It's hard to put down roots when you never stay anywhere. I guess it's a good thing, for the most part, that I had them pretty deep to start.
It's the worst part about moving around and experiencing different things. I am missing something, somebody, and somewhere no matter where I am. I'm at home now with all the people I love most. But I miss my Katima-kids, India, and not knowing a broken heart. I miss hostels, La Rivera, Jewish hippis, and driving tractor. If I stayed on the farm, I wouldn't miss any of that. You can't miss something you don't know. Can you?
I make friends fairly easily. I can meet someone else with a backpack and carry on a conversation. People like me. I love getting to know someone with no preconceived opinions. Without a set idea of how I'm supposed to be. I enjoy keeping in touch with the people I've lived with. But, essentially, the only close relationships I have left are the ones I'm related too. And as strong and healthy as those are, I also miss having a best friend. Not the cool random kids who come by our house and joke with us. Not the past acquaintances I sometimes hang-out with when I'm around, or the people I still write to on facebook. Someone who calls me up on their days off. Who doesn't always agree with me, but knows what I think, and respects it. Who loves my letters, and takes the time to stay in touch. I miss staying up way too late because neither of us wants to go to sleep. Or dreaming of road trips, camp fires, and forming a band. (although I still have this with my amazing cousins and sibs).

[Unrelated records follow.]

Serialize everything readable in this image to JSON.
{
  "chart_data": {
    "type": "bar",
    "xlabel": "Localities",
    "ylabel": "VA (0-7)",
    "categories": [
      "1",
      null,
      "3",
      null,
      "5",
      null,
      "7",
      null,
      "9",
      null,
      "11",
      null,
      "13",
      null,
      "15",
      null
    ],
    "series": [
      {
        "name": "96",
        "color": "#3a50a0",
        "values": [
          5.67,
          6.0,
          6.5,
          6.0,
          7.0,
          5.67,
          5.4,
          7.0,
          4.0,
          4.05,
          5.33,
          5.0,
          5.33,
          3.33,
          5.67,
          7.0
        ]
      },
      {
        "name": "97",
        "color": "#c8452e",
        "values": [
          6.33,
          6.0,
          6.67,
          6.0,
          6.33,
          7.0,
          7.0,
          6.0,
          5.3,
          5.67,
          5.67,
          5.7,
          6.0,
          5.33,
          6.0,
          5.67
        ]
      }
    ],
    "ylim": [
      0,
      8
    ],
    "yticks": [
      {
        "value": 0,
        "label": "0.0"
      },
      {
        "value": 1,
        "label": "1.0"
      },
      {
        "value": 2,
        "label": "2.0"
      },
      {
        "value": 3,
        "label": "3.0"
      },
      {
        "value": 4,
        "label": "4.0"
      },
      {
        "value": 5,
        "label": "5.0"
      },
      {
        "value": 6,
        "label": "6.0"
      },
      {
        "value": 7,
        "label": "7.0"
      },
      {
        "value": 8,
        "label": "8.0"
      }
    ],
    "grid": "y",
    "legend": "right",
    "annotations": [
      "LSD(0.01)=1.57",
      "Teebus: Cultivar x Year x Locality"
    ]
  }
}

I've had friends like that. Good friends. Friends I've loved with my whole heart. I don't know why I always lose them. It frustrates me to no end. But they stab me in the back, walk away, or move on. Because I don't want to? Do I try too hard, hold on to tight? Because God is trying to teach me something? Maybe I just need to learn to realize when it's time to let a good thing go. At least, if I get the chance to need to, again.